Cancer Care and Research researchers are enrolling healthy women ages 45 to 74 who are already planning to get routine mammograms. By taking part in TMIST, the 165,000 planned participants will provide critical information that will help researchers learn how to most effectively screen women for breast cancer and help women in the future make informed decisions about the screening tests.

“We are grateful to be involved in the TMIST trial to help answer an extremely important question regarding how often to screen patients for breast cancer and whether 2-D or 3-D mammography should be performed,” said Dr. Kristie Guite, a radiologist who specializes in mammography with Marshfield Clinic Health System.

TMIST is comparing two types of digital mammography approved by the Food and Drug Administration: tomosynthesis (known as three-dimensional, or 3-D) and conventional (two-dimensional, or 2-D). Although 3-D mammography, being the newer technology, is likely to detect more findings that require follow-up, it also is likely to lead to more procedures and treatments. It is not known if this recent improvement in mammography technology is reducing the chances for a woman to develop a life-threatening (advanced) cancer compared with 2-D mammography. The TMIST trial aims to find out.

“It is exciting to work on a clinical trial that has the ability to impact how patient care is delivered for millions of patients,” said Daniel Wall, administrator for Cancer Care and Research Center. “TMIST is a study that will answer one of the biggest questions in cancer screening - is 3-D mammography superior to 2-D mammography for reducing a women’s risk of developing life threatening cancer?”
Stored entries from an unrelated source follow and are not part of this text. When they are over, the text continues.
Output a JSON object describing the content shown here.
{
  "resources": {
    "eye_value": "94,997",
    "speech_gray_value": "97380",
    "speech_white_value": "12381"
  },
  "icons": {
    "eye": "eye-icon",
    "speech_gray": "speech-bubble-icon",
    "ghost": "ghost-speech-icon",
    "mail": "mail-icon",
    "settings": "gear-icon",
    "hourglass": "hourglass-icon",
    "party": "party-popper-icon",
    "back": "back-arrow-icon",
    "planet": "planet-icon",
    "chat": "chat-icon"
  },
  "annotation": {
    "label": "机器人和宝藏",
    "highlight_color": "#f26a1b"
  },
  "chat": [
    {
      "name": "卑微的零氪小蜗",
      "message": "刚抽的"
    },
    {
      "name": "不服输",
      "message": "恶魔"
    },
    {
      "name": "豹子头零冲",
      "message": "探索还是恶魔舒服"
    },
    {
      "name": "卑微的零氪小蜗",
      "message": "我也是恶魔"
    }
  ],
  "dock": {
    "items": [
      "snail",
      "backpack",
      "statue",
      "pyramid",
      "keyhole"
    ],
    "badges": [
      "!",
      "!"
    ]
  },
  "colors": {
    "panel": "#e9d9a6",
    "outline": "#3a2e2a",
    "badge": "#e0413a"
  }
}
TMIST researchers are collecting data on the results of every mammogram, whether the imaging shows no signs of cancer, findings suspicious of cancer or a breast cancer. Any medical follow-ups, such as more imaging or biopsies, also are being reported.
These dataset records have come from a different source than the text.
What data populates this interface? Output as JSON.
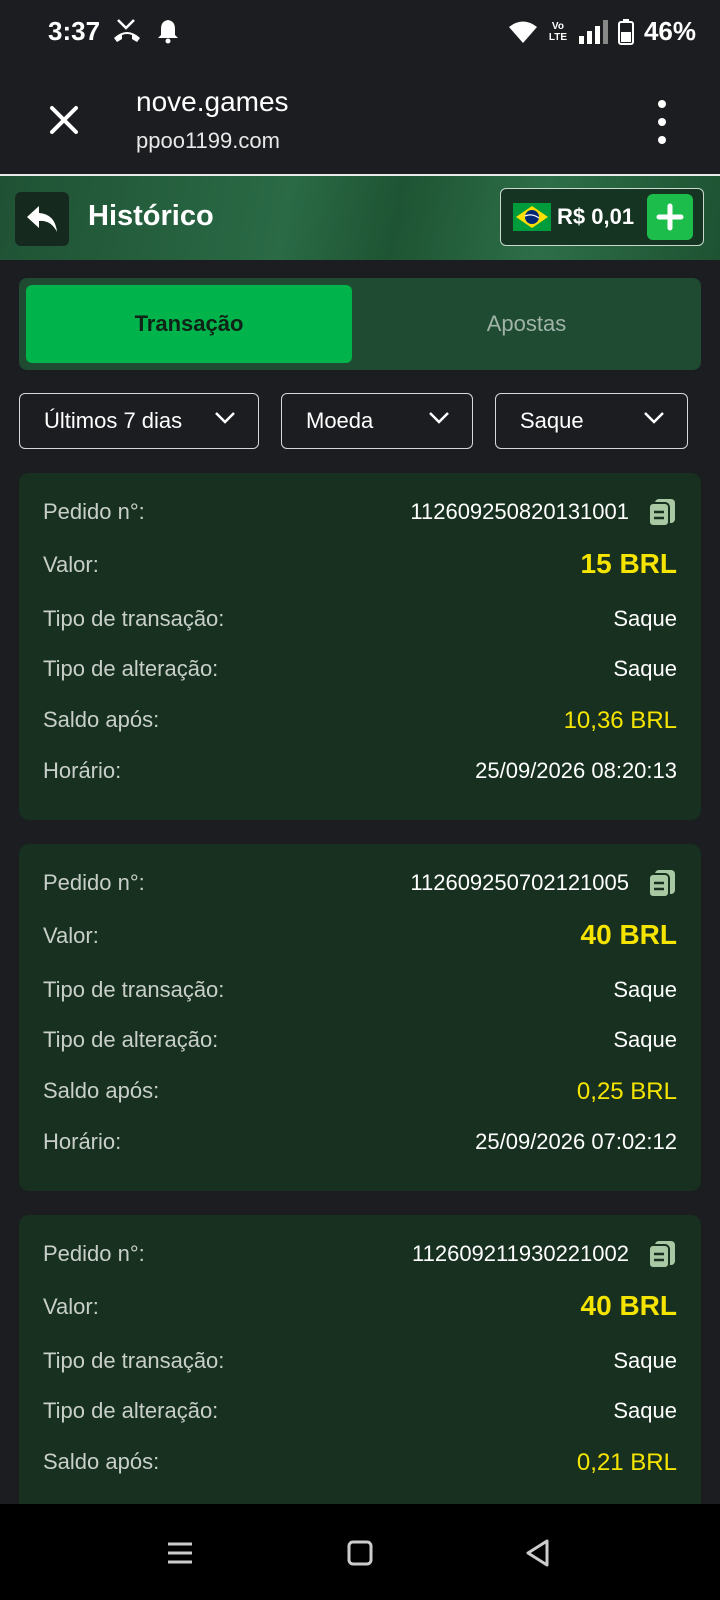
{
  "status_bar": {
    "time": "3:37",
    "battery": "46%",
    "network_label": "Vo LTE"
  },
  "browser": {
    "title": "nove.games",
    "url": "ppoo1199.com"
  },
  "header": {
    "title": "Histórico",
    "balance": "R$ 0,01"
  },
  "tabs": [
    {
      "label": "Transação",
      "active": true
    },
    {
      "label": "Apostas",
      "active": false
    }
  ],
  "filters": {
    "period": "Últimos 7 dias",
    "currency": "Moeda",
    "type": "Saque"
  },
  "labels": {
    "order": "Pedido n°:",
    "value": "Valor:",
    "transaction_type": "Tipo de transação:",
    "change_type": "Tipo de alteração:",
    "balance_after": "Saldo após:",
    "time": "Horário:"
  },
  "transactions": [
    {
      "order": "112609250820131001",
      "value": "15 BRL",
      "transaction_type": "Saque",
      "change_type": "Saque",
      "balance_after": "10,36 BRL",
      "time": "25/09/2026 08:20:13"
    },
    {
      "order": "112609250702121005",
      "value": "40 BRL",
      "transaction_type": "Saque",
      "change_type": "Saque",
      "balance_after": "0,25 BRL",
      "time": "25/09/2026 07:02:12"
    },
    {
      "order": "112609211930221002",
      "value": "40 BRL",
      "transaction_type": "Saque",
      "change_type": "Saque",
      "balance_after": "0,21 BRL"
    }
  ],
  "colors": {
    "accent_green": "#00b34a",
    "value_yellow": "#f5e400",
    "card_bg": "#17301f"
  }
}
TMIST researchers intend to follow all participants for breast cancer status, treatment and outcomes from the time of randomization until the end of the study (at least 2025).

About 100 mammography clinics in the United States are planning to participate in the trial and are opening on a rolling basis over the next several months. Women are being told about the opportunity to enroll in the trial when they schedule a routine mammogram. Once enrolled, they will be assigned to either 2-D or 3-D mammography screening. Most women enrolled in the trial will be screened annually. Postmenopausal women with no high-risk factors will be screened every two years.

“It’s been a great pleasure planning implementation of TMIST with the Radiology and Research teams. I am looking forward to the success and ultimately seeing the results of the measurable outcomes from the study,” said Taiwo Talabi, primary research specialist for the TMIST study with the Cancer Care and Research Center.